The beneficiary of the trust also has "the common law remedy this Court has provided in favor of those who under the act are aggrieved by [the contractor’s] statutory violation”. Farnell at p 557. In Farnell the contractor-trustee had been paid for work done under a contract and turned the payment over to a trustee in bankruptcy without paying a subcontractor. The Court said the remedy *628"was not destroyed, either by defendant’s voluntary petition in bankruptcy or by his voluntary payment to the trustee in bankruptcy of that which was not his”. Earlier the Court noted that the funds "were never the 'property’ of defendant within [the provisions of the bankruptcy act]”.
MCLA 440.9303(1) says a security interest "is perfected when it has attached and when all of the applicable steps required for perfection have been taken”. MCLA 440.9204(1) says a security interest "cannot attach until * * * the debtor has rights in the collateral”.
Farnell indicates that Continental did not have any rights in the money owed by Aetna until the trust obligation "to first pay * * * subcontractors * * * engaged by [it] to perform labor or furnish material” had been discharged. NBD’s security interest does not attach until this is done.
The Chief Justice believes it is "entirely consonant with the purposes of the Act to assign a specific account receivable, arising out of a particular improvement, to a lender to raise money to pay” the subcontractor. I believe the statutes make Continental the trustee of the fund for specified purposes, make Westinghouse the beneficiary, and postpone the attachment of NBD’s security interest until the trust is discharged.
The Chief Justice says a "security interest created by a general, continuing assignment should be regarded as valid at least to the extent it does not exceed the amount of money lent by the secured party actually used in creating the specific improvement”. Again, I would focus on all the relationships created by the statutes and not just on the secured party/debtor one. NBD’s security interest does not attach until Continental has a right to the money.

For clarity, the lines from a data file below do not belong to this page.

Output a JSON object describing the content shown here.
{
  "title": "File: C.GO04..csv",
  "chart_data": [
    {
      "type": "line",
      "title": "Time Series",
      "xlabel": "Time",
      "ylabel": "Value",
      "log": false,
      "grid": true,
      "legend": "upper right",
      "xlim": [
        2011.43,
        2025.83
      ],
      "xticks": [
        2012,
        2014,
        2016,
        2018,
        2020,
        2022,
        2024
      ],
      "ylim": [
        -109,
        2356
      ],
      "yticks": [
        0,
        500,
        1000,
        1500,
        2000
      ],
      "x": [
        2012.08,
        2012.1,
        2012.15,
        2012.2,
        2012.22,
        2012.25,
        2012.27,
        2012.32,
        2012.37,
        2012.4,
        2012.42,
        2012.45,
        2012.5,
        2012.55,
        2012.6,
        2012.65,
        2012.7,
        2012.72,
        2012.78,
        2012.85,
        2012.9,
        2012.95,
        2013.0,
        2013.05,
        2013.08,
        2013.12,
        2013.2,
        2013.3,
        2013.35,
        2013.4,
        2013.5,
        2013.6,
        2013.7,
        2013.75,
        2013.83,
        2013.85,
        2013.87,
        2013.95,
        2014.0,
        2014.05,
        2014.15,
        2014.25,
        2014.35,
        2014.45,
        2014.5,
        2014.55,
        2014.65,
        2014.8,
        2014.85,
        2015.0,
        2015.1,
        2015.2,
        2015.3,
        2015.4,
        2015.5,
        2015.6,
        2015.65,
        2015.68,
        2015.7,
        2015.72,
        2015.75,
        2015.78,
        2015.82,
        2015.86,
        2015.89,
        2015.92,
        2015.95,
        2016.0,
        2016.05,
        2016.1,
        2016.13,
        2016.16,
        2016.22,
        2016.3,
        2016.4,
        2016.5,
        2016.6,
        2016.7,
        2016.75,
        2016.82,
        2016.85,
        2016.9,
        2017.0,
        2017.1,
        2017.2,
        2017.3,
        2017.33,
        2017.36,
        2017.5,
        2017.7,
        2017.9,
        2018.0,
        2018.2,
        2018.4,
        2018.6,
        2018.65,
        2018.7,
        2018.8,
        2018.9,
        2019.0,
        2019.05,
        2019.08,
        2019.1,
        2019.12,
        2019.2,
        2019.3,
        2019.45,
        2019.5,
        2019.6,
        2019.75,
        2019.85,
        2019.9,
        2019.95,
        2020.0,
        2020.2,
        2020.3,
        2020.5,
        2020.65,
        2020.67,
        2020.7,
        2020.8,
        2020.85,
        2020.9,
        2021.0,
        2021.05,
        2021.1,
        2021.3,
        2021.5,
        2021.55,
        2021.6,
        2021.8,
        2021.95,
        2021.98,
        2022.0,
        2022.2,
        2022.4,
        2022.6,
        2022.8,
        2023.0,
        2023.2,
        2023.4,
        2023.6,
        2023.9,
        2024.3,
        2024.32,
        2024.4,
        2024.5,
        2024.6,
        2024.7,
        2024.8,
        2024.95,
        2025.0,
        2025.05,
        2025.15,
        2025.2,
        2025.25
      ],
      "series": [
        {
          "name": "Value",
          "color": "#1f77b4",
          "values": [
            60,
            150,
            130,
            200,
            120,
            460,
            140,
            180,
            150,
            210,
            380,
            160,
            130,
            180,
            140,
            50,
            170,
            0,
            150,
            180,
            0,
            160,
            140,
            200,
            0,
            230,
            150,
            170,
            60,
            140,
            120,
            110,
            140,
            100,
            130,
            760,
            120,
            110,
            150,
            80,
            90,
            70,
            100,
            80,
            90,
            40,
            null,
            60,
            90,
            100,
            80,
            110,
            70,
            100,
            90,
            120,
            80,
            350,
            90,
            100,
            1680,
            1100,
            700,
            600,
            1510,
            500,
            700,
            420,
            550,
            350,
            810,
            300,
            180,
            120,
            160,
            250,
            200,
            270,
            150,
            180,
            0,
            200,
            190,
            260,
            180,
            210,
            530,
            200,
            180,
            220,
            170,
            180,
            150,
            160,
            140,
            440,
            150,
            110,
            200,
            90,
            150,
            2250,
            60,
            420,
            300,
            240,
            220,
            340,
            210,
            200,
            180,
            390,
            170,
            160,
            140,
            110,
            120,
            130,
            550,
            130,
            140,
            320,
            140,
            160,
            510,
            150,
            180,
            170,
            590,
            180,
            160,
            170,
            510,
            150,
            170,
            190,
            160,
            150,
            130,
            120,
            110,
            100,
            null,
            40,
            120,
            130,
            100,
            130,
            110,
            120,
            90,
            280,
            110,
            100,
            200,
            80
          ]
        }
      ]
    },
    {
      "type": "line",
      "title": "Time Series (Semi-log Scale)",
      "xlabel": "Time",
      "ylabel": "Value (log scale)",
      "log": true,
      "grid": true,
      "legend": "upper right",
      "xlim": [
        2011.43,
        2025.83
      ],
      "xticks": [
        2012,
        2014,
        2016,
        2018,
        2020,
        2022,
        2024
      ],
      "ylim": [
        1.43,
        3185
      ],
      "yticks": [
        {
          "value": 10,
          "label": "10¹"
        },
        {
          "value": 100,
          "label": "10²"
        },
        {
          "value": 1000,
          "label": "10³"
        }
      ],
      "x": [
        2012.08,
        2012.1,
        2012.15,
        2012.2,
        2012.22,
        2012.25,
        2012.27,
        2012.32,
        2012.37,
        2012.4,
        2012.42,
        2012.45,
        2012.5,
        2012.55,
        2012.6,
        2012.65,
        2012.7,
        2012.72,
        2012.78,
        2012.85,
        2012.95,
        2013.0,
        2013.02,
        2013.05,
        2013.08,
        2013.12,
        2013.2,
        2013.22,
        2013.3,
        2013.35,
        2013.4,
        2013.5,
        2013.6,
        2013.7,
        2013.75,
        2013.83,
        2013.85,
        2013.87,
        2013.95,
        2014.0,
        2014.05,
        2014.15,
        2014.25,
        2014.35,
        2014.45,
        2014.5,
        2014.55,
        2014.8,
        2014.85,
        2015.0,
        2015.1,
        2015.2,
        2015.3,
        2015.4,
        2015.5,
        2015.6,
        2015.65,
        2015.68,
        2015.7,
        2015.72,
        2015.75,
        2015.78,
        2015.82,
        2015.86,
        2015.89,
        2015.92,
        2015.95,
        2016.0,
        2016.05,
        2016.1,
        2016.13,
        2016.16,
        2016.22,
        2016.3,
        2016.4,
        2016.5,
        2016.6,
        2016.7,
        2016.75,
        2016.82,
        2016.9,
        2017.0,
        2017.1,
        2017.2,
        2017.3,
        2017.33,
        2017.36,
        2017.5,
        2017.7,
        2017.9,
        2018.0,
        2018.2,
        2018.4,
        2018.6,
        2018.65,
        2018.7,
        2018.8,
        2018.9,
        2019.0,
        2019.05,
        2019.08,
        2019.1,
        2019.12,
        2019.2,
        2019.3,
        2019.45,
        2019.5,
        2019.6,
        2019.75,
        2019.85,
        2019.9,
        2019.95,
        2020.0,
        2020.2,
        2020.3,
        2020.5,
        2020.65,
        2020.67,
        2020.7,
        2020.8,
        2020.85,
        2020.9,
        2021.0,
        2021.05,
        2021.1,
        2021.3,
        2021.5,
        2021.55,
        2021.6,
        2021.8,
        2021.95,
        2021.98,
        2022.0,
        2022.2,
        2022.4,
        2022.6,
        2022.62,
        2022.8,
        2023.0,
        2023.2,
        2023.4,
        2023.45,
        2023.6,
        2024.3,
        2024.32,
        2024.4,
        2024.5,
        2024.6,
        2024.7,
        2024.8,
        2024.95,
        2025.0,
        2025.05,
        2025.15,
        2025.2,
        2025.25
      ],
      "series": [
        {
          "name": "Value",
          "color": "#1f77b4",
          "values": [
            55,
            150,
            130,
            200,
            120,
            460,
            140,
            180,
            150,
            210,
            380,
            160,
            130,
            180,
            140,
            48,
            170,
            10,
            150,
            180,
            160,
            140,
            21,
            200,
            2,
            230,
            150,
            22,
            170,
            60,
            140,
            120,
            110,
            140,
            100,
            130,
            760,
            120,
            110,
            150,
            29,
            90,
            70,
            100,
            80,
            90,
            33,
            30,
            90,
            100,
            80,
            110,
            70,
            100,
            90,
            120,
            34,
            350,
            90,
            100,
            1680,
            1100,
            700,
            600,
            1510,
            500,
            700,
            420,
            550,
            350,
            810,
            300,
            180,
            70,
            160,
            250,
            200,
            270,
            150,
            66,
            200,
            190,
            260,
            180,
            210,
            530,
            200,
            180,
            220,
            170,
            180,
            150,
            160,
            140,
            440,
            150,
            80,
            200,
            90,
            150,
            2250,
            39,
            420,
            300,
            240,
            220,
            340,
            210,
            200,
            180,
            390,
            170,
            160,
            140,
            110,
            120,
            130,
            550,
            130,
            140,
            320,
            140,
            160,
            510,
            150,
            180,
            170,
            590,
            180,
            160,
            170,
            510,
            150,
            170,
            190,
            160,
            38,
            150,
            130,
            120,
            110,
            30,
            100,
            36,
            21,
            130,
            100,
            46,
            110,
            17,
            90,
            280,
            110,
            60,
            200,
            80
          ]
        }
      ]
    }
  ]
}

Continental does not have a *629right to money until its trust obligation is discharged.
However, the building contract fund act should not be used to diminish the rights of creditors who have followed the UCC. It is possible that the money paid to Westinghouse exceeded that which was due under the building contract fund act. It is possible that if Continental had not been insolvent and NBD had not taken a security interest in the accounts receivable, some of the money paid to Westinghouse would have been retained by Continental. NBD should be given an opportunity to develop the facts and determine if Westinghouse received more than was due under the building contract fund act.
I would reverse the Court of Appeals and remand to the trial court for a hearing to determine whether the payment to Westinghouse exceeded the money due under the building contract fund act. If Westinghouse did receive more than was due, NBD should have an opportunity to demonstrate that its security interest attaches to the excess.
Lindemer and Ryan, JJ., took no part in the decision of this case.See Note, Nonconsensual Liens Under Article 9, 76 Yale LJ 1649 (1967), and Miller, Liens Created by Operation of Law: A Look at Section 9-310 of the Uniform Commercial Code, 76 Com U 221 (1971). Also see notes Priorities Between Article Nine Security Interests and Statutory Liens in Iowa, 23 Drake L Rev 169 (1973), and Priority Between Security Interests and Liens Arising by Operation of Law in Oregon, 12 Willamette U 173 (1975).
The 1 Restatement, Trusts, 2d, § 9 says a "mortgage or a pledge or a lien is not a trust”.